Define input settings:
Input type | Settings |
---|---|
DLD, DBF | Browse to desired Input file. |
CSV, Text, XML |
|
RDBMS |
|
Optionally, select the Execution tab and set execution options:
Select Skip to bypass this step at run time. Do not leave this option enabled in production environments.
Select Ignore error on this step to suppress step failure and continue processing in case of error.
SQL
The SQL step connects to a RDBMS and executes one or more SQL statements that do not involve fetching records.
The SQL tool does not perform any type of data flow. Rather, you select a repository data connection and then configure SQL statements to execute. Typically these are stored procedures or other transformational statements. For example, you might want to access a stored procedure to move a group of records between tables.
Configuring an SQL step:
Select the SQL step, and then go to the Configuration tab on the Properties pane.

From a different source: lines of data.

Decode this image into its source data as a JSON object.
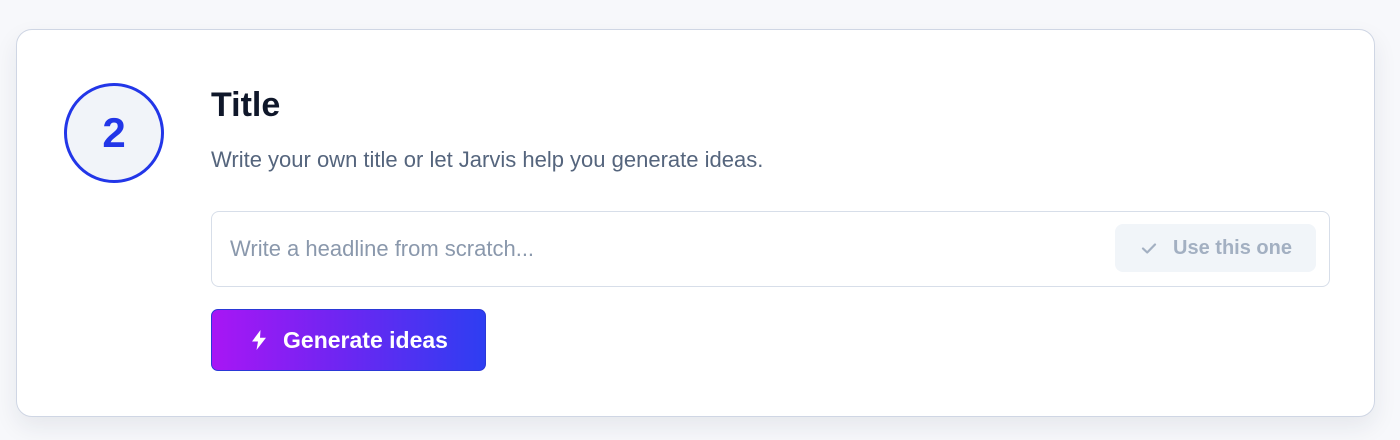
{
  "step": {
    "number": "2"
  },
  "section": {
    "title": "Title",
    "description": "Write your own title or let Jarvis help you generate ideas."
  },
  "headline": {
    "value": "",
    "placeholder": "Write a headline from scratch...",
    "confirm_label": "Use this one",
    "confirm_icon": "check-icon"
  },
  "actions": {
    "generate_label": "Generate ideas",
    "generate_icon": "lightning-icon"
  },
  "colors": {
    "accent_blue": "#2236e8",
    "gradient_start": "#a816f4",
    "gradient_end": "#2e3ef2",
    "title_text": "#0f172a",
    "muted_text": "#55657d"
  }
}
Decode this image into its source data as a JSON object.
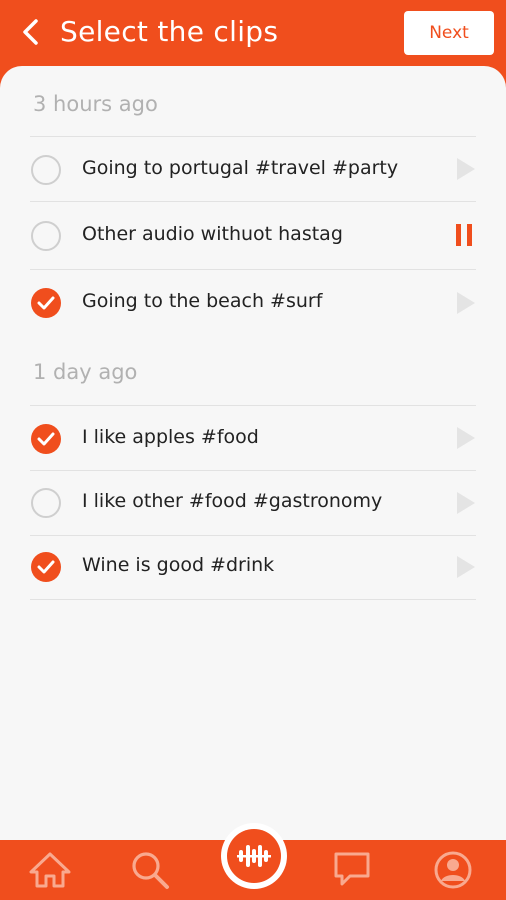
{
  "header": {
    "title": "Select the clips",
    "next_label": "Next"
  },
  "sections": [
    {
      "title": "3 hours ago",
      "items": [
        {
          "label": "Going to portugal #travel #party",
          "checked": false,
          "playing": false
        },
        {
          "label": "Other audio withuot hastag",
          "checked": false,
          "playing": true
        },
        {
          "label": "Going to the beach #surf",
          "checked": true,
          "playing": false
        }
      ]
    },
    {
      "title": "1 day ago",
      "items": [
        {
          "label": "I like apples #food",
          "checked": true,
          "playing": false
        },
        {
          "label": "I like other #food #gastronomy",
          "checked": false,
          "playing": false
        },
        {
          "label": "Wine is good #drink",
          "checked": true,
          "playing": false
        }
      ]
    }
  ],
  "tabbar": {
    "items": [
      {
        "icon": "home-icon"
      },
      {
        "icon": "search-icon"
      },
      {
        "icon": "waveform-icon"
      },
      {
        "icon": "chat-icon"
      },
      {
        "icon": "profile-icon"
      }
    ]
  },
  "colors": {
    "accent": "#f04e1d",
    "background": "#f7f7f7",
    "divider": "#e2e2e2",
    "muted_text": "#b1b1b1"
  }
}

Select a repository Data connection.
In the Statement grid, select a row and then define an SQL statement:
Enter an SQL statement in the SQL Statement box.
Optionally, select Ignore SQL errors to suppress reporting of SQL errors.
Repeat step 3 to define additional SQL statements. Statements are executed in the order in which they are listed in the grid. To change this order, select a statement, and then select the icon or the icon.
Optionally, select the Execution tab and set execution options:
Select Skip to bypass this step at run time. Do not leave this option enabled in production environments.
Select Ignore error on this step to suppress step failure and continue processing in case of error.
Writer
The Writer step writes a data file or RDBMS table using data from the "D" staging input connector. Supported output formats are DLD, DBF, CSV, Flat, XML, or RDBMS.
If you select an RDBMS input, you'll need to specify a data connection. Automations can only operate on RDBMS inputs that have been previously defined as repository data connections.
Configuring a Writer step:
Select the Writer step, and then go to the Configuration tab on the Properties pane.
Select the Output type.
Define output settings:
Output type | Settings |
---|---|
DLD, DBF | Browse to desired Output file. |
CSV, Text (flat), XML |
Note that file splitting is not supported. |
RDBMS |
|
Optionally, select the Execution tab and set execution options:
Select Skip to bypass this step at run time. Do not leave this option enabled in production environments.
Select Ignore error on this step to suppress step failure and continue processing in case of error.